What, instead, did I wish several million potential Paste readers?
Happy New Anus!
I do wish this, absolutely, for any Paste reader who needs a new anus. Otherwise, I hope this new year is a good ‘un.
It takes a thick skin to get through such humbling … make that humiliating … lingual experiences.
My skin gets thicker by the day. I feel a little like Moby Dick, in fact, showing scores of rusted harpoons bristling from my back each time I surface to try out my newest Spanish phrases.
The learning experience goes both ways.
Adela’s aunt visited Orlando years ago. She spoke only a little English.
This tía stood in front of a Coca-Cola machine and dropped in a few coins, the U.S. money as strange and confusing as the language.
This Coke machine had a little screen that instructed in digital letters how much money to deposit to get a refreshing beverage.
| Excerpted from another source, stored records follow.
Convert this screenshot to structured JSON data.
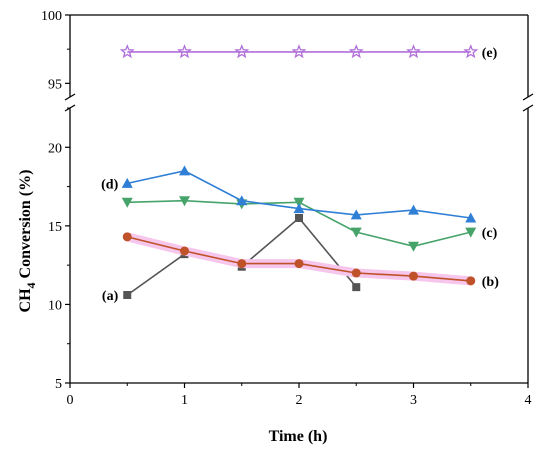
{
  "chart_data": {
    "type": "line",
    "xlabel": "Time (h)",
    "ylabel": "CH4 Conversion (%)",
    "xlim": [
      0,
      4
    ],
    "x_ticks": [
      "0",
      "1",
      "2",
      "3",
      "4"
    ],
    "y_lower_range": [
      5,
      22.5
    ],
    "y_lower_ticks": [
      "5",
      "10",
      "15",
      "20"
    ],
    "y_upper_range": [
      94,
      100
    ],
    "y_upper_ticks": [
      "95",
      "100"
    ],
    "axis_break": true,
    "grid": false,
    "legend": "none",
    "series": [
      {
        "label": "(a)",
        "color": "#555555",
        "marker": "square",
        "x": [
          0.5,
          1.0,
          1.5,
          2.0,
          2.5
        ],
        "y": [
          10.6,
          13.2,
          12.4,
          15.5,
          11.1
        ]
      },
      {
        "label": "(b)",
        "color": "#c0522a",
        "marker": "circle",
        "highlight": "#f6c6ec",
        "x": [
          0.5,
          1.0,
          1.5,
          2.0,
          2.5,
          3.0,
          3.5
        ],
        "y": [
          14.3,
          13.4,
          12.6,
          12.6,
          12.0,
          11.8,
          11.5
        ]
      },
      {
        "label": "(c)",
        "color": "#46a36a",
        "marker": "triangle-down",
        "x": [
          0.5,
          1.0,
          1.5,
          2.0,
          2.5,
          3.0,
          3.5
        ],
        "y": [
          16.5,
          16.6,
          16.4,
          16.5,
          14.6,
          13.7,
          14.6
        ]
      },
      {
        "label": "(d)",
        "color": "#2f7fd6",
        "marker": "triangle-up",
        "x": [
          0.5,
          1.0,
          1.5,
          2.0,
          2.5,
          3.0,
          3.5
        ],
        "y": [
          17.7,
          18.5,
          16.6,
          16.1,
          15.7,
          16.0,
          15.5
        ]
      },
      {
        "label": "(e)",
        "color": "#b06fd8",
        "marker": "star",
        "x": [
          0.5,
          1.0,
          1.5,
          2.0,
          2.5,
          3.0,
          3.5
        ],
        "y": [
          97.3,
          97.3,
          97.3,
          97.3,
          97.3,
          97.3,
          97.3
        ]
      }
    ]
  }
}
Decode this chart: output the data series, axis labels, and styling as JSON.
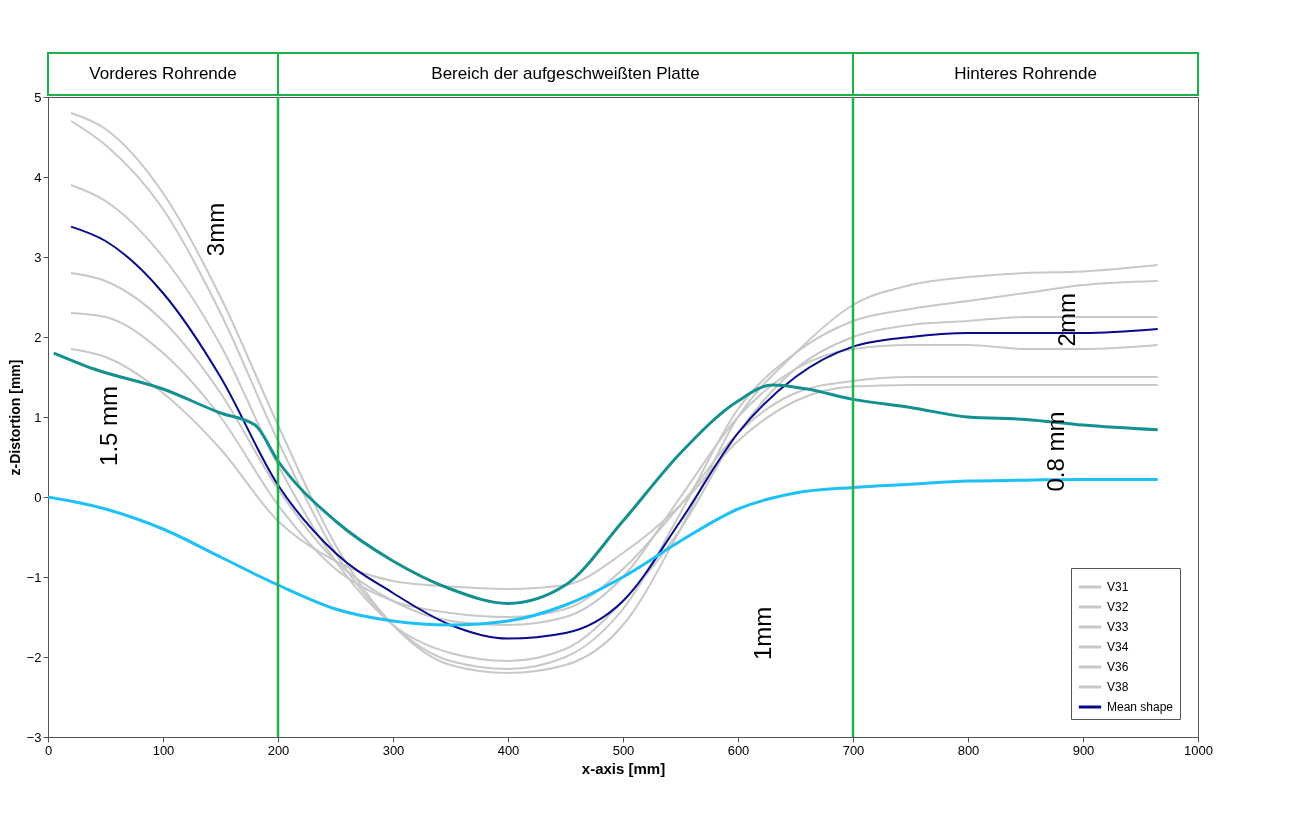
{
  "chart_data": {
    "type": "line",
    "xlabel": "x-axis [mm]",
    "ylabel": "z-Distortion [mm]",
    "x": [
      20,
      50,
      100,
      150,
      200,
      250,
      300,
      350,
      400,
      450,
      500,
      550,
      600,
      650,
      700,
      750,
      800,
      850,
      900,
      965
    ],
    "series": [
      {
        "name": "V31",
        "color": "#c8c8c8",
        "values": [
          4.8,
          4.6,
          3.8,
          2.5,
          0.9,
          -0.6,
          -1.6,
          -2.1,
          -2.2,
          -2.1,
          -1.6,
          -0.4,
          1.0,
          1.8,
          2.4,
          2.65,
          2.75,
          2.8,
          2.82,
          2.9
        ]
      },
      {
        "name": "V32",
        "color": "#c8c8c8",
        "values": [
          4.7,
          4.4,
          3.6,
          2.3,
          0.7,
          -0.7,
          -1.6,
          -2.05,
          -2.15,
          -2.0,
          -1.4,
          -0.2,
          1.1,
          1.8,
          2.2,
          2.35,
          2.45,
          2.55,
          2.65,
          2.7
        ]
      },
      {
        "name": "V33",
        "color": "#c8c8c8",
        "values": [
          3.9,
          3.7,
          3.0,
          1.9,
          0.4,
          -0.8,
          -1.6,
          -1.95,
          -2.05,
          -1.9,
          -1.3,
          -0.4,
          0.8,
          1.6,
          2.0,
          2.15,
          2.2,
          2.25,
          2.25,
          2.25
        ]
      },
      {
        "name": "V34",
        "color": "#c8c8c8",
        "values": [
          2.8,
          2.7,
          2.2,
          1.3,
          0.1,
          -0.8,
          -1.3,
          -1.55,
          -1.6,
          -1.5,
          -1.0,
          0.0,
          1.0,
          1.6,
          1.85,
          1.9,
          1.9,
          1.85,
          1.85,
          1.9
        ]
      },
      {
        "name": "V36",
        "color": "#c8c8c8",
        "values": [
          2.3,
          2.25,
          1.8,
          1.0,
          -0.1,
          -0.9,
          -1.3,
          -1.45,
          -1.5,
          -1.4,
          -0.9,
          -0.1,
          0.8,
          1.3,
          1.45,
          1.5,
          1.5,
          1.5,
          1.5,
          1.5
        ]
      },
      {
        "name": "V38",
        "color": "#c8c8c8",
        "values": [
          1.85,
          1.75,
          1.3,
          0.6,
          -0.3,
          -0.8,
          -1.05,
          -1.12,
          -1.15,
          -1.1,
          -0.7,
          -0.1,
          0.7,
          1.2,
          1.38,
          1.4,
          1.4,
          1.4,
          1.4,
          1.4
        ]
      },
      {
        "name": "Mean shape",
        "color": "#0a0a8c",
        "values": [
          3.38,
          3.2,
          2.55,
          1.5,
          0.15,
          -0.7,
          -1.2,
          -1.6,
          -1.77,
          -1.7,
          -1.3,
          -0.3,
          0.8,
          1.5,
          1.88,
          2.0,
          2.05,
          2.05,
          2.05,
          2.1
        ]
      },
      {
        "color": "#159090",
        "x": [
          5,
          40,
          100,
          150,
          180,
          200,
          250,
          300,
          350,
          400,
          450,
          500,
          550,
          600,
          630,
          660,
          700,
          750,
          800,
          850,
          900,
          965
        ],
        "values": [
          1.8,
          1.6,
          1.35,
          1.05,
          0.9,
          0.45,
          -0.3,
          -0.8,
          -1.15,
          -1.33,
          -1.1,
          -0.3,
          0.55,
          1.2,
          1.4,
          1.35,
          1.22,
          1.12,
          1.0,
          0.97,
          0.9,
          0.84
        ]
      },
      {
        "color": "#1ec0f5",
        "x": [
          0,
          50,
          100,
          150,
          200,
          250,
          300,
          350,
          400,
          450,
          500,
          550,
          600,
          650,
          700,
          750,
          800,
          850,
          900,
          965
        ],
        "values": [
          0,
          -0.15,
          -0.4,
          -0.75,
          -1.1,
          -1.4,
          -1.55,
          -1.6,
          -1.55,
          -1.35,
          -1.0,
          -0.55,
          -0.15,
          0.05,
          0.12,
          0.16,
          0.2,
          0.21,
          0.22,
          0.22
        ]
      }
    ],
    "xlim": [
      0,
      1000
    ],
    "xticks": [
      0,
      100,
      200,
      300,
      400,
      500,
      600,
      700,
      800,
      900,
      1000
    ],
    "ylim": [
      -3,
      5
    ],
    "yticks": [
      -3,
      -2,
      -1,
      0,
      1,
      2,
      3,
      4,
      5
    ],
    "grid": false,
    "legend": "bottom right",
    "ref_lines": [
      {
        "axis": "x",
        "value": 200,
        "color": "#1db34a"
      },
      {
        "axis": "x",
        "value": 700,
        "color": "#1db34a"
      }
    ],
    "annotations": [
      "Vorderes Rohrende",
      "Bereich der aufgeschweißten Platte",
      "Hinteres Rohrende",
      "3mm",
      "1.5 mm",
      "2mm",
      "0.8 mm",
      "1mm"
    ]
  }
}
Adela’s aunt put in some coins, but she somehow lacked 10 cents—a dime. So the Coke machine display flashed to life: Dime please.
In Spanish, the word dime (pronounced dee-may) means tell me or say.
So Adela’s aunt did as the screen commanded. She said please.
Dime please, the machine continued to read.
Please, she said again.
Please. Please. Please. Please. Please.
The Coke machine never replied. Not a word. And no refreshing beverage ever popped out, despite her politeness.
She eventually gave up and, still thirsty, returned to her room.
It’s a funny story. But what this aunt said seems the right place to start with a new language.
Those of you who must suffer as we learn new words and expressions … please be patient.
Please understand that it’s not easy to be a simpleton, a fool. Please understand that we learn best by being brave enough to make mistakes. We learn to walk by falling down. A lot.
Charles McNair is Paste’s Books Editor emeritus. He served the magazine as writer, critic and editor from 2005-2015.